What makes the Perseids display particularly wonderful is it happens about this time every year, when it’s still warm enough to be summer and, if we’re lucky, cool enough for outdoor comfort.

But it was made even more spectacular this week by darkness. As we lay back to watch early Wednesday morning, the moon was in the nearly-gone stage of brilliance, and there were virtually no clouds to block the stellar view. This shower is said to have more “fireballs” than usual – large burning chunks that appear brighter than many of the brightest stars. I watched one blazing comet-scrap suddenly appear, race a thousand miles or so, and leave a distinct exhaust trail as it burned itself into oblivion.

Throw in an orchestra of tree frogs and an occasional cricket, maybe an owl back among the distant trees, a glass of something tasty – it’s difficult to buy tickets for a better show.

Speaking of owls, they are among the most difficult, in my experience, to photograph. I love bird hunting with the Nikon, and I’ve a nice and growing collection of avifauna claiming residence in the county, but there are a few which so far have eluded me.

I often hear an owl or two hoo-hoo-hoooo tauntingly from the woods outside my window. The trouble is, as one tippy-toes quietly as possible with a flashlight through the woods, the huntees hear and see the hunter long before any lens is even close to where they, by the way, no longer are.

Great Blue Herons also are camera shy. I have stood for seemingly long periods watching, quietly, as one of those great birds wades through the tall grass and shallow water in search of a tasty frog on which to dine. I’ve ever so slowly lifted the camera toward my eye – and just as I’d peek through the viewfinder, he (or she) would bound into the air and move out of camera range, knowing exactly which lens I have mounted and what distance is just a bit too far for a decent shot.

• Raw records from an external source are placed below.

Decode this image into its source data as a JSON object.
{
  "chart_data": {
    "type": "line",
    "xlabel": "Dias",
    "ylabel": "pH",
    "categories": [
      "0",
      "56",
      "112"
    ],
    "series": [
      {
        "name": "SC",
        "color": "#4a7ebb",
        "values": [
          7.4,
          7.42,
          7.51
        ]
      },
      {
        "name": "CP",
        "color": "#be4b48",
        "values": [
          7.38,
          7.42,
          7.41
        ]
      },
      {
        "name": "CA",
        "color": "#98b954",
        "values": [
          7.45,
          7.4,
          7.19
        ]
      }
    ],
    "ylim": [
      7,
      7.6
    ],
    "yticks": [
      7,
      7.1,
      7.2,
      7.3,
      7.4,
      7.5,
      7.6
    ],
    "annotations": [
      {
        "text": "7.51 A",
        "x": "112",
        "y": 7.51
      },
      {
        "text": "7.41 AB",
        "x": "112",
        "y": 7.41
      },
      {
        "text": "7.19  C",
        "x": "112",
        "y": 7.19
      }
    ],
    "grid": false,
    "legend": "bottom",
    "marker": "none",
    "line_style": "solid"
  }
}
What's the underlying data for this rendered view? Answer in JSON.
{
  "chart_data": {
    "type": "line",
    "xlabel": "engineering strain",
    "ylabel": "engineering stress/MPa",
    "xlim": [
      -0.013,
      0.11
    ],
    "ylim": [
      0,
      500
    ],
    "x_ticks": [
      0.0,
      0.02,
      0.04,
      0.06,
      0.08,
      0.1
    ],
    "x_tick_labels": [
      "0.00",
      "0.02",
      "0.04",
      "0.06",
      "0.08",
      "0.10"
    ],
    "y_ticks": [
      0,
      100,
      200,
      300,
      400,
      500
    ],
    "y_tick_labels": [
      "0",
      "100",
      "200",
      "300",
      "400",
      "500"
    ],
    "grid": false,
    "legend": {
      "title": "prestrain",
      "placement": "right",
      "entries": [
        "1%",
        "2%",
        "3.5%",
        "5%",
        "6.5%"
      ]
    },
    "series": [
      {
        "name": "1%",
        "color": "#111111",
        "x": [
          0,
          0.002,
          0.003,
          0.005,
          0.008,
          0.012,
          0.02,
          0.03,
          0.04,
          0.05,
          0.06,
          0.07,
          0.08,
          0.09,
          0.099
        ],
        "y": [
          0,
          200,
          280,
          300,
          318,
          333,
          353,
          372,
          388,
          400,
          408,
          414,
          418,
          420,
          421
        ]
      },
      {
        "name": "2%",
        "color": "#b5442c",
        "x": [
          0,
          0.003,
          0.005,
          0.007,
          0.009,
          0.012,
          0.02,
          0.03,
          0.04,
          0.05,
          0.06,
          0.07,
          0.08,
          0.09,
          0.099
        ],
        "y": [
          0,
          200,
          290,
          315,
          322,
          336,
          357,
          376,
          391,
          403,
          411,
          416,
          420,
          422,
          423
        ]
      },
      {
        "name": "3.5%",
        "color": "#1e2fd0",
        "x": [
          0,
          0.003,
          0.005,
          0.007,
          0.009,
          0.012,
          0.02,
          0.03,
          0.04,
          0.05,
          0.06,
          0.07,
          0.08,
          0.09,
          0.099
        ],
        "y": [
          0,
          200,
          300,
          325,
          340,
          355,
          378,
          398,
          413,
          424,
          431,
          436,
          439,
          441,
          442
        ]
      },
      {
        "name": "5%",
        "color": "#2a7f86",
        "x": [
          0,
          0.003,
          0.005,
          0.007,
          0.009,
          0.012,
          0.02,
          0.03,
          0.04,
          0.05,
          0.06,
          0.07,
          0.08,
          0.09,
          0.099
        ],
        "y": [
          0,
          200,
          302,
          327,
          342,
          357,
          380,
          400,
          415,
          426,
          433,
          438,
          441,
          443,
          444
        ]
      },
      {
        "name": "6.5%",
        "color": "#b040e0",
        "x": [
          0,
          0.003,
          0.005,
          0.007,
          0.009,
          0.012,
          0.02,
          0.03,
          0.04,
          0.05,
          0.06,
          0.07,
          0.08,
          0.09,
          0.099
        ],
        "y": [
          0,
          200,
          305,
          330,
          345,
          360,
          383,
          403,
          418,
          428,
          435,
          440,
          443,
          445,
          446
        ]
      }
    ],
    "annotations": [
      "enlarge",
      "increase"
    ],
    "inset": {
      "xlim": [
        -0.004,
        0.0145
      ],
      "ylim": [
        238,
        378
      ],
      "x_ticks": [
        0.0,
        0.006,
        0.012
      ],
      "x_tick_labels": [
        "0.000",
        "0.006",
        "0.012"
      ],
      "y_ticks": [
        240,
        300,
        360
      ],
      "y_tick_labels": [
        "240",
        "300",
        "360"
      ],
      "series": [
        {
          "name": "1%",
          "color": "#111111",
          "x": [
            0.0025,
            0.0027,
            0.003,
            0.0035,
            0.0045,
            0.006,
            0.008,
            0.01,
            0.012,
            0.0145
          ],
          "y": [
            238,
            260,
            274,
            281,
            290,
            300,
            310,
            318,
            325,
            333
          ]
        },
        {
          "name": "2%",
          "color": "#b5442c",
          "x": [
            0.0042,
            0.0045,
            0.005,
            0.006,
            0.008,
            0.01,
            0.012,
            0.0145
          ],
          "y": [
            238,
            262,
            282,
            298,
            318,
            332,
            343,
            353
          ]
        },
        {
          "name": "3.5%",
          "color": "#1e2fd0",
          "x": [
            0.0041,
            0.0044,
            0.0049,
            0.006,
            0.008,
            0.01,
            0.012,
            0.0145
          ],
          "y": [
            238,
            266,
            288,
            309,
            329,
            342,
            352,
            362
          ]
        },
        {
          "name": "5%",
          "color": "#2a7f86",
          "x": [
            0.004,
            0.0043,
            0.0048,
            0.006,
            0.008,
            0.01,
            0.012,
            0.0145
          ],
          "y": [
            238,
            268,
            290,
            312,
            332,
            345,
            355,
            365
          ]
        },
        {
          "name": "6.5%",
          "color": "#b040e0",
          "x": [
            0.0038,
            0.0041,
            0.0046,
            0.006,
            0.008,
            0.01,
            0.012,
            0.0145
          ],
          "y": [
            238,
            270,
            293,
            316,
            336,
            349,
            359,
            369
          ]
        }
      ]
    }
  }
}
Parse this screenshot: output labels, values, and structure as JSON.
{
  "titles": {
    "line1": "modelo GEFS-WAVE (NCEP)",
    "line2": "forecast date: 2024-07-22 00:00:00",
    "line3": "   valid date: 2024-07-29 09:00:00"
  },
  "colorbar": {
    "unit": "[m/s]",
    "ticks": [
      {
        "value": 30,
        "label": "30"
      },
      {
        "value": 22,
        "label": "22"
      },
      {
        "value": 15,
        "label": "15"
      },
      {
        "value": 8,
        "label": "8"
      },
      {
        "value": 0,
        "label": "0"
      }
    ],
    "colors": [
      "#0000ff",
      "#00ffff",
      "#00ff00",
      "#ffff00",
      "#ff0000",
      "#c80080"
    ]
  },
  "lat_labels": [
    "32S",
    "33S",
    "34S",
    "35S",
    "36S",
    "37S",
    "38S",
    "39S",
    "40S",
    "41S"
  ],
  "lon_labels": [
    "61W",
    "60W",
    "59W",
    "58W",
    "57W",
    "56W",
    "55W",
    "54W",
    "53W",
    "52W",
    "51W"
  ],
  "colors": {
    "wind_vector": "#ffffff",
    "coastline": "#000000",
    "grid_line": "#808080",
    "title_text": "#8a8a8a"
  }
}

In the same fashion, a Belted Kingfisher has avoided me, sitting barely visible in the lakeside pine until I had drifted the canoe almost into camera range before the little blue and rust creature launches in a huge circle around me, staying too far and too fast.

But I’m getting closer to each. Though I am still trying to convince the Kingfisher I am harmless and will not steal his soul with my camera, I have captured a few pretty nice heron-in-flight images.

And one night this week a reader called to say a pair of owls had been stopping by his house the past few evenings. Maybe I’d like to stop by one evening and try my luck, he offered.

Yes, indeed, I would. It’s pretty great to have a year-round hunting season.